Emerging Techniques for Ion Channel Studies
Ion Channels and Education Track

Saturday, April 28 — 12:30-2:30 PM
Washington, DC Convention Center — Room TBA
 
Chaired:

Tzyh-Chang (TC) Hwang, Univ. of Missouri, Columbia 
Douglas Krafte
, Icagen, Inc.

Ion channels, integral membrane proteins present in literally all cells, play diverse physiological functions including regulation of membrane excitability, endocrine and exocrine secretion, cell volume regulation, and gene expression. Because of a high throughput rate of ion transport through an ion channel, real-time recordings of ion channel function with the revolutionary patch-clamp technique have been possible. This breakthrough in technology has advanced our understandings of how ion channels function and paved the way for new development of drug interventions in human diseases. Although patch-clamp recordings provide the most sensitive method for single-molecule functional assay, the technical demands and labor-intensive nature of the patch-clamp technique have limited its application mostly to the arena of basic research.
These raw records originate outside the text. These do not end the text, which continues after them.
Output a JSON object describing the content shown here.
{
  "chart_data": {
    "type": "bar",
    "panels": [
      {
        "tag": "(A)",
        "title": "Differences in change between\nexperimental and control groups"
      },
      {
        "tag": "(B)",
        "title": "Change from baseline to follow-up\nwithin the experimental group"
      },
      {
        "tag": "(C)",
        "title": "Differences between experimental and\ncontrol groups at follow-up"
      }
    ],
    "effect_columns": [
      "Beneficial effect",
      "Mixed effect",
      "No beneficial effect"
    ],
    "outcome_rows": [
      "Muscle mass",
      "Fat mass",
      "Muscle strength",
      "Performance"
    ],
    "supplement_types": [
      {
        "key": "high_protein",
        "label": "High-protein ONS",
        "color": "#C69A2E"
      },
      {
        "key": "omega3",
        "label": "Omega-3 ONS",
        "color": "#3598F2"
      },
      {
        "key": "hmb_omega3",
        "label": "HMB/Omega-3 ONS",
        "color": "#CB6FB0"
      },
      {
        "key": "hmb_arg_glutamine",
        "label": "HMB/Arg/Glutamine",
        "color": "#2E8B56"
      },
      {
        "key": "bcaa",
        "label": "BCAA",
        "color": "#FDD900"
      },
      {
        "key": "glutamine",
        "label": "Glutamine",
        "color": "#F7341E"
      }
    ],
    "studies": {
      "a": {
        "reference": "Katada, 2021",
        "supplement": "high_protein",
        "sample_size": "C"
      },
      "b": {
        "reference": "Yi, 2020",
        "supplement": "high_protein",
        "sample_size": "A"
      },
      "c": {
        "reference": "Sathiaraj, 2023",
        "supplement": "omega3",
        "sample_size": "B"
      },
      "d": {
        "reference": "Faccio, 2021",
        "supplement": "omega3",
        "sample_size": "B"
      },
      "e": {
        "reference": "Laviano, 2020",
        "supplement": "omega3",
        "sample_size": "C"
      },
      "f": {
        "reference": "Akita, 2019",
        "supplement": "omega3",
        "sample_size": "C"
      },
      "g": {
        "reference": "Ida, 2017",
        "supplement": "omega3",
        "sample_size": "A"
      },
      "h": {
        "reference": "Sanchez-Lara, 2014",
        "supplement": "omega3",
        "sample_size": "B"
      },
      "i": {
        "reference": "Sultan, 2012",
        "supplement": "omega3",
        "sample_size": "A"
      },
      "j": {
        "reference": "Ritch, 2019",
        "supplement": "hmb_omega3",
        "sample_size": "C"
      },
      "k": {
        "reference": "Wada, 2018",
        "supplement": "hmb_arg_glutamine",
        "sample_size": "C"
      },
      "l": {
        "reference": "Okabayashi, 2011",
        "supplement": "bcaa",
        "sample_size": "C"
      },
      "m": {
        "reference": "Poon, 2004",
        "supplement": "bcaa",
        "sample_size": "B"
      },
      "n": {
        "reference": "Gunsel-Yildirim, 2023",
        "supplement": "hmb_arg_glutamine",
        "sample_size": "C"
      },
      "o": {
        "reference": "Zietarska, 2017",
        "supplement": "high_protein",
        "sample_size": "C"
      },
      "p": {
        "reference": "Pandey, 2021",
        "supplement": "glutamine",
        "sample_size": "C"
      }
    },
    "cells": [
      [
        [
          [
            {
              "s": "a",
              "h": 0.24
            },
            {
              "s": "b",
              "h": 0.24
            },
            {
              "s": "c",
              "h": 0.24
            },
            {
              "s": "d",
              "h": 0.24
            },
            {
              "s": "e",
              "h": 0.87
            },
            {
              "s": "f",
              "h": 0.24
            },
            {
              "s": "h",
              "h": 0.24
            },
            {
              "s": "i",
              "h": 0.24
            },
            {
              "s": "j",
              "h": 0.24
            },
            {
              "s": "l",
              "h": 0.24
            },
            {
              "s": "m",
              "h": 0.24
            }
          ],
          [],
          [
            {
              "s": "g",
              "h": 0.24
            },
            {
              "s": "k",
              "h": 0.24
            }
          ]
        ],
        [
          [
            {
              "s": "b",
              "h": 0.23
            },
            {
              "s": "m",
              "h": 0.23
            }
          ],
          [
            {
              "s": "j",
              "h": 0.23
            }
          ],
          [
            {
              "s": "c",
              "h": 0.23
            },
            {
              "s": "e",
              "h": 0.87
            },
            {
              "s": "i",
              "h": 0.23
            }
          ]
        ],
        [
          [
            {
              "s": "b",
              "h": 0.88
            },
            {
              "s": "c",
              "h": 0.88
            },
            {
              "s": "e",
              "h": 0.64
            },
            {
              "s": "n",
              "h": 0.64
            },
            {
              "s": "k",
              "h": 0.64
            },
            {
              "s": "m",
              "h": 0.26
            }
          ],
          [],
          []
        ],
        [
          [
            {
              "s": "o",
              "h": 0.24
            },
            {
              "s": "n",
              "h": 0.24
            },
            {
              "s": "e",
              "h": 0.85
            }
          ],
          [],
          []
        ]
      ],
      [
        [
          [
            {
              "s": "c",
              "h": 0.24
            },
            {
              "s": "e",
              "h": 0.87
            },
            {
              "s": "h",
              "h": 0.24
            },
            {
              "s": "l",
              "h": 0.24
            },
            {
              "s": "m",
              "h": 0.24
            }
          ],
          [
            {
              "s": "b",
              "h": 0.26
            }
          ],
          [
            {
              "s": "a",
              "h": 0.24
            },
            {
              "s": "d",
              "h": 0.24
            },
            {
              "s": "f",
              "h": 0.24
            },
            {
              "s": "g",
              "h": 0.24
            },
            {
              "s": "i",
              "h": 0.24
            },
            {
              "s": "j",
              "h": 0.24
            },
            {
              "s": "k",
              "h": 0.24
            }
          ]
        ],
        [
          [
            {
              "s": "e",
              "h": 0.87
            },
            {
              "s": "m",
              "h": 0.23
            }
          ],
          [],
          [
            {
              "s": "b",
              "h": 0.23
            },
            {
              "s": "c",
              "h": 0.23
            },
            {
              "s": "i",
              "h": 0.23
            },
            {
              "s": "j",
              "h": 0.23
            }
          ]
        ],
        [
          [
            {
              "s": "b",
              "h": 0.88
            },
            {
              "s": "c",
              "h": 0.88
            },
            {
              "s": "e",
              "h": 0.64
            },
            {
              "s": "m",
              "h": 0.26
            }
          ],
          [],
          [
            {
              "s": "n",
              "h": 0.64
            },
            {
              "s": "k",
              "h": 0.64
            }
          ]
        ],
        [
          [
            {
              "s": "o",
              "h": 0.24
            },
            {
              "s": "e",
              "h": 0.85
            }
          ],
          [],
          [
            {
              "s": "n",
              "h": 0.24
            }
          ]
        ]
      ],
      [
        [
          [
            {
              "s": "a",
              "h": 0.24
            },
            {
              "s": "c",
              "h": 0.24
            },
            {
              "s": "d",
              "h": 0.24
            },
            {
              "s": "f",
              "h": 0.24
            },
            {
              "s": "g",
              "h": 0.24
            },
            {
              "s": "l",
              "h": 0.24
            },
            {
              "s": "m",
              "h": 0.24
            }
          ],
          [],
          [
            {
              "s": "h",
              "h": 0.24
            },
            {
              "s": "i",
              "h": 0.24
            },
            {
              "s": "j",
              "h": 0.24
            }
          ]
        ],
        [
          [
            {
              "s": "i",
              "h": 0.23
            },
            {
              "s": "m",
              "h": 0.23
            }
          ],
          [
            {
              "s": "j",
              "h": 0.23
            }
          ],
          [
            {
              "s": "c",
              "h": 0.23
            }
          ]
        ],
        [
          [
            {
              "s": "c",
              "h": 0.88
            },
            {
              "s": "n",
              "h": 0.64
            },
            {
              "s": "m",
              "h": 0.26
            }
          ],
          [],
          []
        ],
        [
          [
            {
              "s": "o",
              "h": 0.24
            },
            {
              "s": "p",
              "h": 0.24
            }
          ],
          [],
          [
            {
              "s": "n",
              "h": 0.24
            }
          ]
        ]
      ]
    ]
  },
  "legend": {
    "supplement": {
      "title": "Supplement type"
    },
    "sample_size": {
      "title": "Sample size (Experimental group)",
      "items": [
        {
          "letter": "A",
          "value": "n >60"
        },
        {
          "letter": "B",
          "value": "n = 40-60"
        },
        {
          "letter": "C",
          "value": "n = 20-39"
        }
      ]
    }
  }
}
However, recent development in employing silicon chip technologies to the electrophysiological platform has realized the fantasy of “patch-clamp lab on the chip”. Not only does this revolutionary development allow multiple, simultaneous electrophysiological experiments, this technology itself also opens a new direction of basic research. One of the goals of the proposed workshop is to cover this exciting new area. Speakers will discuss the design, challenges and applications of this emerging technology. Another subject for the proposed workshop is coupling of electrophysiological and imaging techniques. We will focus on developments related to optical techniques using total internal reflection fluorescence (TIRF) microscopy to obtain simultaneous and independent recordings from numerous ion channels via imaging of single-channel calcium flux and Fluorescent Resonance Energy Transfer (FRET) methodologies for channel gating studies. This workshop on the emerging new technologies for ion channel studies is timely and should appeal to a broad audience who currently use patch-clamp and/or optical methods separately to study ion channel function.

12:30 PM

Multiple applications of automated electrophysiology platforms in drug discovery. 
Joseph McGivern
, Amgen Inc.
 

1:00 PM

"Optical patch-clamping": High-throughput single channel recording by imaging Ca2+ flux through individual voltage- and ligand-gated channels.
Ian Parker
, Univ. of California, Irvine
 

1:30 PM

Patch-clamp amplifier on a chip technology.
Kate Klemic
, Yale Univ.
 

2:00 PM

FRET studies  on ClC chloride channels.